GPUs

Since tensorflow and cuda versions must be compatible with the particular NVIDIA drivers on your computer, there is no single set of instructions that will work for everyone. In fact, since the disperseNN2 code requires a newer tensorflow, our code is simply not compatible with older GPU setups.

We use the below commands to set things up on our computer. These will hopefully work for you, or at least serve as a startng point, but you may need to improvise.

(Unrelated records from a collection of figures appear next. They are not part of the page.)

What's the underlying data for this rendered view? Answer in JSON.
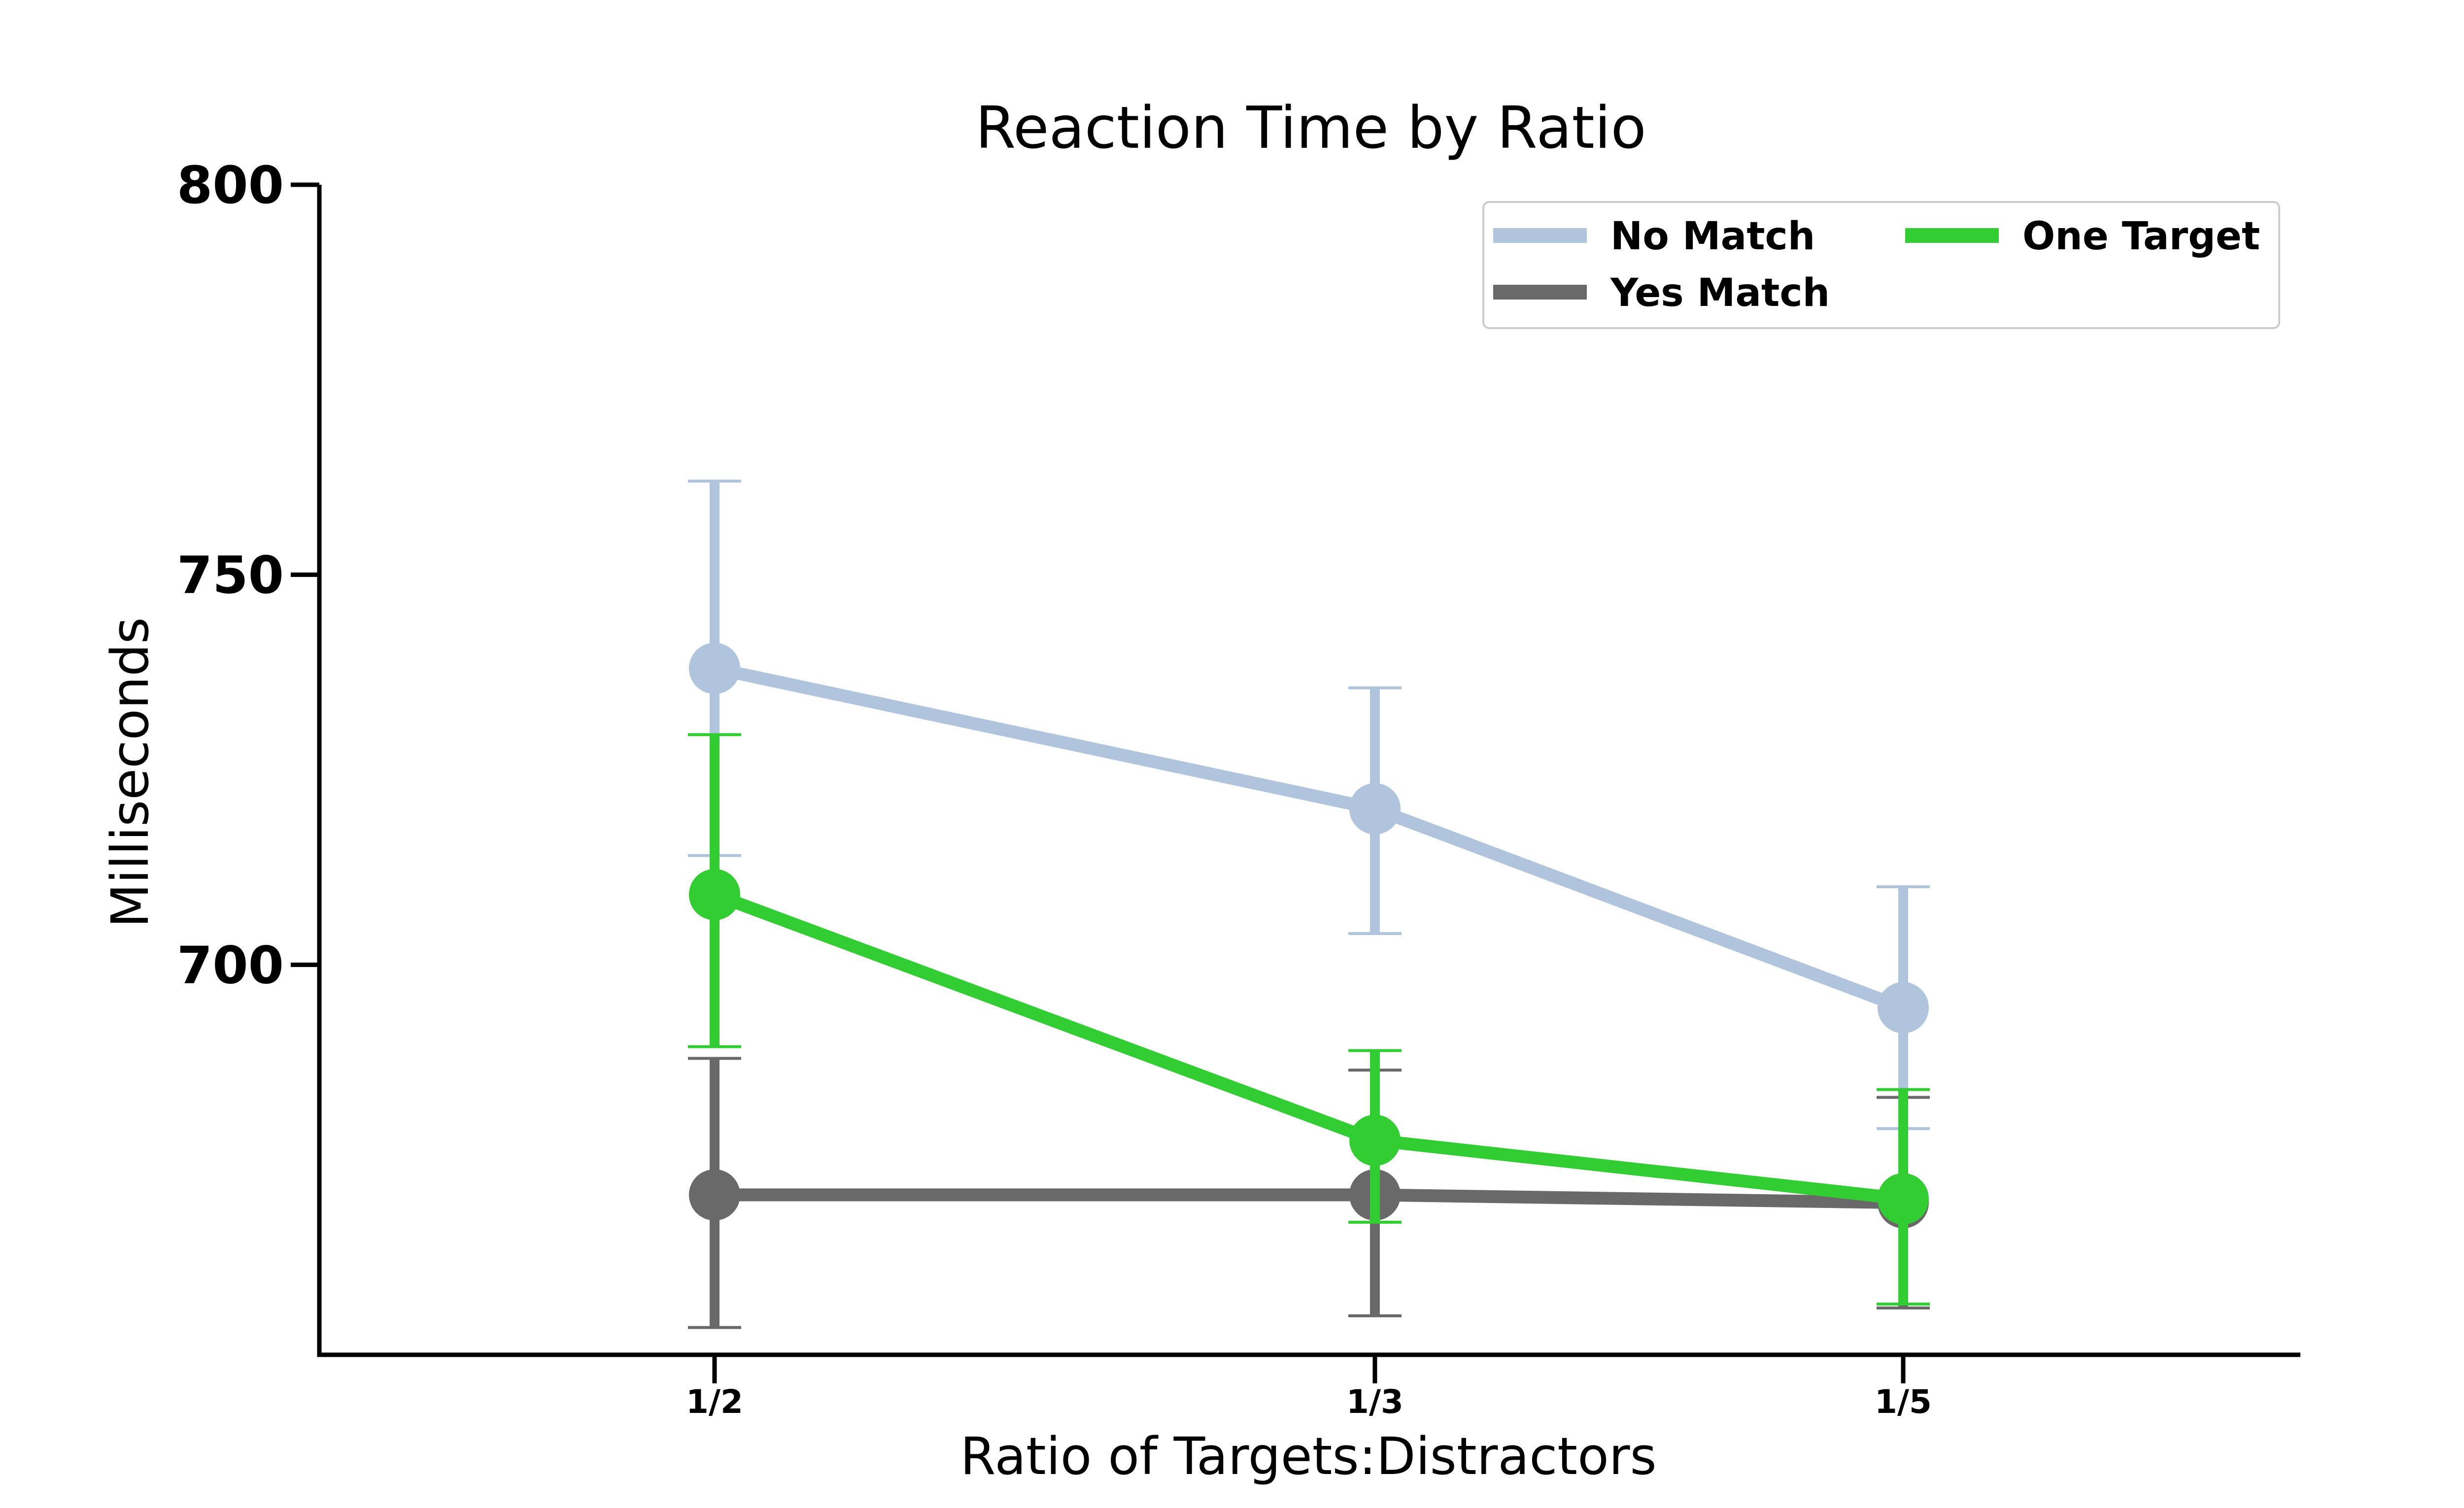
{
  "chart_data": {
    "type": "line",
    "title": "Reaction Time by Ratio",
    "xlabel": "Ratio of Targets:Distractors",
    "ylabel": "Milliseconds",
    "categories": [
      "1/2",
      "1/3",
      "1/5"
    ],
    "ylim": [
      650,
      800
    ],
    "yticks": [
      700,
      750,
      800
    ],
    "grid": false,
    "legend_position": "top-right",
    "series": [
      {
        "name": "No Match",
        "color": "#b0c4de",
        "values": [
          738,
          720,
          694.5
        ],
        "error_low": [
          714,
          704,
          679
        ],
        "error_high": [
          762,
          735.5,
          710
        ]
      },
      {
        "name": "Yes Match",
        "color": "#696969",
        "values": [
          670.5,
          670.5,
          669.5
        ],
        "error_low": [
          653.5,
          655,
          656
        ],
        "error_high": [
          688,
          686.5,
          683
        ]
      },
      {
        "name": "One Target",
        "color": "#32cd32",
        "values": [
          709,
          677.5,
          670
        ],
        "error_low": [
          689.5,
          667,
          656.5
        ],
        "error_high": [
          729.5,
          689,
          684
        ]
      }
    ]
  }
}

(.venv) $ conda install cudatoolkit=11.8.0 cuda-nvcc -c conda-forge -c nvidia --yes # or use mamba
(.venv) $ python3 -m pip install nvidia-cudnn-cu11==8.6.0.163 tensorflow==2.12.*
(.venv) $ mkdir -p $CONDA_PREFIX/bin/nvvm/libdevice/
(.venv) $ ln -s $CONDA_PREFIX/nvvm/libdevice/libdevice.10.bc $CONDA_PREFIX/bin/nvvm/libdevice/
(.venv) $ mkdir -p $CONDA_PREFIX/etc/conda/activate.d
(.venv) $ echo 'CUDNN_PATH=$(dirname $(python -c "import nvidia.cudnn;print(nvidia.cudnn.__file__)"))' >> $CONDA_PREFIX/etc/conda/activate.d/env_vars.sh
(.venv) $ echo 'export LD_LIBRARY_PATH=$CONDA_PREFIX/lib/:$CUDNN_PATH/lib:$LD_LIBRARY_PATH' >> $CONDA_PREFIX/etc/conda/activate.d/env_vars.sh
(.venv) $ echo 'export XLA_FLAGS=--xla_gpu_cuda_data_dir=$CONDA_PREFIX/bin/' >> $CONDA_PREFIX/etc/conda/activate.d/env_vars.sh
(.venv) $ source $CONDA_PREFIX/etc/conda/activate.d/env_vars.sh

To test that your installation works, train with disperseNN2 (see Vignette: example workflow.), and in a separate window run gpustat to make sure the GPU is actually firing. It isn’t sufficient to just “pick up” the GPU, because often bits of cuda code are still missing and the GPU remains unused.